Jedes Jahr erleiden etwa 270.000 Menschen in Deutschland eine Schädelhirnverletzung. Glücklicherweise sind 90 Prozent davon nur leicht. Doch immerhin fast zehn Prozent sind mittelschwere oder schwere Schädelhirnverletzungen.

Von Renate Rutta | 16.03.2010
    Torsten Ritter sitzt in einem Rollstuhl und hat vor sich eine Tastatur. Den folgenden Text hat er eingetippt, die Stimme stammt von einem Sprachcomputer.

    "Guten Tag, ich bin Torsten Ritter und 27 Jahre alt. Wie Sie sehen, sitze ich im Rollstuhl und kann nur mithilfe dieses Computers sprechen."

    Das war nicht immer so. Torsten Ritter war 18 Jahre alt und stand kurz vor dem Abitur, als er einen schweren Autounfall hatte, bei dem sich der Wagen mehrmals überschlug. Die Diagnose im Krankenhaus lautete: schweres Schädelhirntrauma.

    "Das schlimmste für mich ist, dass ich nicht mehr sprechen kann. Dass ich nicht mehr laufen kann, kann der Rollstuhl ausgleichen oder ein Hilfsmittel, bei dem ich mich im Stehen fortbewege."

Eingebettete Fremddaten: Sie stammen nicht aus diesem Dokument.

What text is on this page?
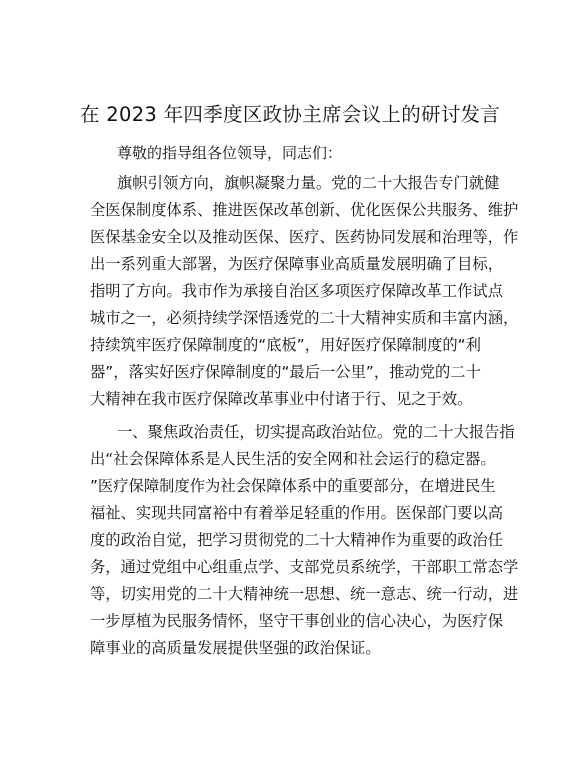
在 2023 年四季度区政协主席会议上的研讨发言

尊敬的指导组各位领导，同志们：

旗帜引领方向，旗帜凝聚力量。党的二十大报告专门就健
全医保制度体系、推进医保改革创新、优化医保公共服务、维护
医保基金安全以及推动医保、医疗、医药协同发展和治理等，作
出一系列重大部署，为医疗保障事业高质量发展明确了目标，
指明了方向。我市作为承接自治区多项医疗保障改革工作试点
城市之一，必须持续学深悟透党的二十大精神实质和丰富内涵，
持续筑牢医疗保障制度的“底板”，用好医疗保障制度的“利
器”，落实好医疗保障制度的“最后一公里”，推动党的二十
大精神在我市医疗保障改革事业中付诸于行、见之于效。
一、聚焦政治责任，切实提高政治站位。党的二十大报告指
出“社会保障体系是人民生活的安全网和社会运行的稳定器。
”医疗保障制度作为社会保障体系中的重要部分，在增进民生
福祉、实现共同富裕中有着举足轻重的作用。医保部门要以高
度的政治自觉，把学习贯彻党的二十大精神作为重要的政治任
务，通过党组中心组重点学、支部党员系统学，干部职工常态学
等，切实用党的二十大精神统一思想、统一意志、统一行动，进
一步厚植为民服务情怀，坚守干事创业的信心决心，为医疗保
障事业的高质量发展提供坚强的政治保证。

    Heute sitzt er also im Rollstuhl und ist dauernd auf Hilfe angewiesen. Nicht wenige Schädelhirnverletzte müssen – so wie er – quasi alles, was zum Leben gehört, mühsam wieder erlernen. Dabei profitieren viele von neuen Erkenntnissen. Professor Claus-Werner Wallesch von der BDH-Klinik Elzach:

    "In der Reha haben wir gelernt, die Lernfähigkeit des Gehirns besser zu stimulieren, als wir das früher gemacht haben. Also ein Gehirn lernt dann am besten, wenn man es richtig müde macht, also dass man doch große Behandlungsintensitäten in der Reha einsetzt. Also die Reha entwickelt sich immer weiter weg von der Kurortmedizin zu einem Ort, wo seitens der Patienten sehr viel gearbeitet werden muss."

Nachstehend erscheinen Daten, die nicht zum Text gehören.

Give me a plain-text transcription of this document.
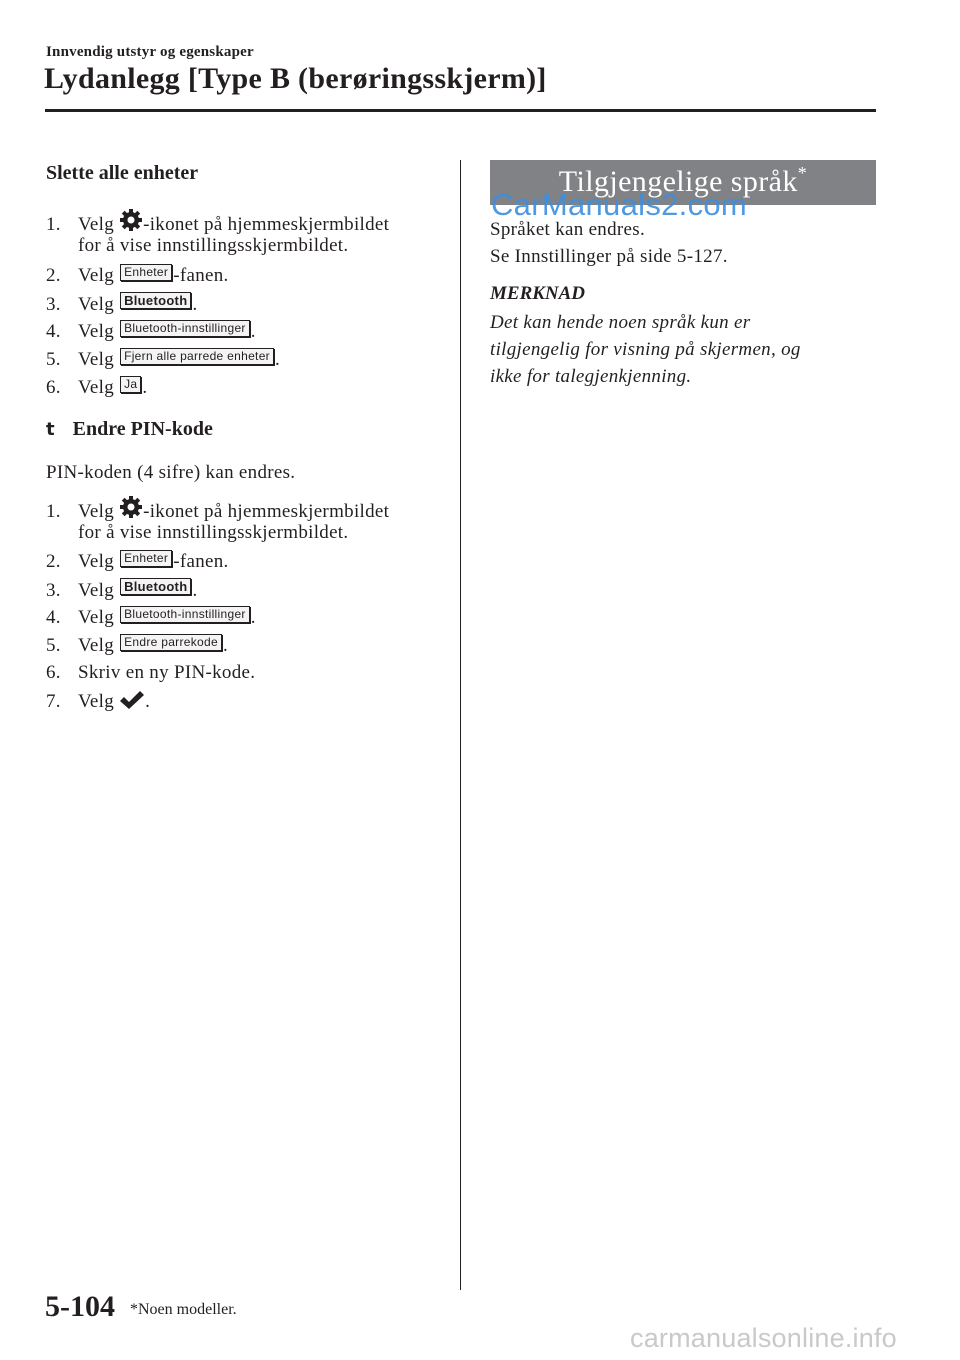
Innvendig utstyr og egenskaper
Lydanlegg [Type B (berøringsskjerm)]
Slette alle enheter
1. Velg -ikonet på hjemmeskjermbildet
for å vise innstillingsskjermbildet.
2. Velg Enheter -fanen.
3. Velg Bluetooth .
4. Velg Bluetooth-innstillinger .
5. Velg Fjern alle parrede enheter .
6. Velg Ja .
t Endre PIN-kode
PIN-koden (4 sifre) kan endres.
1. Velg -ikonet på hjemmeskjermbildet
for å vise innstillingsskjermbildet.
2. Velg Enheter -fanen.
3. Velg Bluetooth .
4. Velg Bluetooth-innstillinger .
5. Velg Endre parrekode .
6. Skriv en ny PIN-kode.
7. Velg .
Tilgjengelige språk*
CarManuals2.com
Språket kan endres.
Se Innstillinger på side 5-127.
MERKNAD
Det kan hende noen språk kun er
tilgjengelig for visning på skjermen, og
ikke for talegjenkjenning.
5-104 *Noen modeller.
carmanualsonline.info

    Jede Schädelhirnverletzung ist anders. Neu ist, dass heute Hilfsangebote und Aufbauprogramme darauf eingehen und individuell zugeschnitten werden können. Doch beklagt wird, dass die stationäre Behandlung heutzutage viel kürzer sei als noch vor zehn Jahren üblich. Professor Paul Schönle von der Maternus-Klinik Bad Oeynhausen:

    "Wir haben seit den 90er-Jahren ein sehr differenziertes neurologisches Rehasystem entwickelt, das sogenannte Phasenmodell, wo praktisch vom Koma bis zur beruflichen Wiedereingliederung der ganze Ablauf bedacht ist und organisiert ist. Nur ist es so, dass das nur die Anfangsphase betrifft aber nicht die langfristige Phase. Dann kommen die Patienten aus der Reha nach Hause und da fallen sie in der Regel in ein Loch, ein tiefes Loch. Weil vor Ort in der Gemeinde, in der Stadt meist keine ausreichenden Rehamöglichkeiten vorhanden sind."

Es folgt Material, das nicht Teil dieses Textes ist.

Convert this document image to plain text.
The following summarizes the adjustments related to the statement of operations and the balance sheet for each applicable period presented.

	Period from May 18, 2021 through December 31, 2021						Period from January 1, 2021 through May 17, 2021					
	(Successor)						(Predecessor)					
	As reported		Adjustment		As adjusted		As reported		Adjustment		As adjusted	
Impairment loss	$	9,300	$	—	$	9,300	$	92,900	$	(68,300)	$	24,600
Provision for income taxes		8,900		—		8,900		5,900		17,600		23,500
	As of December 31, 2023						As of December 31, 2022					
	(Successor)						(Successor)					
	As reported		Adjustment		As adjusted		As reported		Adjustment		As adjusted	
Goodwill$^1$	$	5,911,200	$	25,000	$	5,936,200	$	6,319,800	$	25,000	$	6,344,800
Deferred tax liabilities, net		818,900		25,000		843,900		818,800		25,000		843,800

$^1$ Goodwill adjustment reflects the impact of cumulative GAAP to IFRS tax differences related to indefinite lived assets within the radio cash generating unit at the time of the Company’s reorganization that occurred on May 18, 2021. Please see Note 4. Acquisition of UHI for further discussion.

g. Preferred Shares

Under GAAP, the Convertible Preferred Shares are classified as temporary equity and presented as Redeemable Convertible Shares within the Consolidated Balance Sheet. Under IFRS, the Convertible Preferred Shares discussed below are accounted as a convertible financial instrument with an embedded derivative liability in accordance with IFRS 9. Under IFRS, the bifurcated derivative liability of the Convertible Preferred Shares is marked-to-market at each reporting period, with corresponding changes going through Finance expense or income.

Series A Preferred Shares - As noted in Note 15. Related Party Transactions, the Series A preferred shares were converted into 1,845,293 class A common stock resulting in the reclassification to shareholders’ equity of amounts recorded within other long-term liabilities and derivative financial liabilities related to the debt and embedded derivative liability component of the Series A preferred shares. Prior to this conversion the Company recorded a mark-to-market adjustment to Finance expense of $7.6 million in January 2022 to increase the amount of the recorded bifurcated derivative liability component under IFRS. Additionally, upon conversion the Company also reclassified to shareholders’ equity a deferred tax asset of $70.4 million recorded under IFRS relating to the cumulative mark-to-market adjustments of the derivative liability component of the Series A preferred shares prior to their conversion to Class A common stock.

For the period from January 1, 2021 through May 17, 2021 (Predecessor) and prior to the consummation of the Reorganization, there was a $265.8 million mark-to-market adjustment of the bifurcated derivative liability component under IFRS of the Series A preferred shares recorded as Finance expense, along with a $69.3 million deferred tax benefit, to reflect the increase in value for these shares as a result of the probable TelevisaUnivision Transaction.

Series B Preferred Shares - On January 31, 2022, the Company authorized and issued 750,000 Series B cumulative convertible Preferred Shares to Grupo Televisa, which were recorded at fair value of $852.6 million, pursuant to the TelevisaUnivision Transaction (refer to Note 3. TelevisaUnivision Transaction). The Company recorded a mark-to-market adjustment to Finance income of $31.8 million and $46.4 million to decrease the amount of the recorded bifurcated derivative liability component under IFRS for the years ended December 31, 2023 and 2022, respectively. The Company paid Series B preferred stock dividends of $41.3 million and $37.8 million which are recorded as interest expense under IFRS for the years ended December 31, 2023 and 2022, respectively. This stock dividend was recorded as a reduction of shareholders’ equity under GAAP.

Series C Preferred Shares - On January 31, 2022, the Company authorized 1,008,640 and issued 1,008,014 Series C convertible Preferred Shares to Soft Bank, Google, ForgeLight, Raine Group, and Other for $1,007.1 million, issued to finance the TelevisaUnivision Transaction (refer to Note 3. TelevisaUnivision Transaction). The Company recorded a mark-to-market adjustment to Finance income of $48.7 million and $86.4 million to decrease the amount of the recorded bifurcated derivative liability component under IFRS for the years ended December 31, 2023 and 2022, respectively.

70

    So kommt es, dass die Verletzten in manchen Fällen ihre anfänglich gewonnenen Fähigkeiten wieder verlieren.

    "Problem ist da, dass die genehmigte Zeitdauer für die Reha einfach zu kurz sind bei Hirngeschädigten. Wenn wir uns vorstellen, wie lange ein kleines Kind braucht, um gehen zu lernen, dann sind es über ein Jahr, eineinhalb Jahre unter Umständen. Wenn nach einer Hirnschädigung der Betroffene nicht mehr gehen kann, dann soll das in drei Wochen wiederhergestellt sein oder in sechs Wochen. Das ist völlig unrealistisch."

    Was also häufig fehlt, ist ein durchgehender Gesamtbehandlungsplan für den Patienten – und es mangelt an Unterstützung für die belasteten Angehörigen. Professor Wallesch:

    "Alle erwarten, dass der Angehörige eben dem Betroffenen hilft und ihn unterstützt. Auf die Belastung der Angehörigen schaut niemand, ob er das überhaupt will, ob er das überhaupt kann. Auf die Depressionen des Angehörigen schaut niemand. Also hier fehlt ein Hilfs- und Unterstützungsangebot – das andere Länder haben, zum Beispiel Finnland."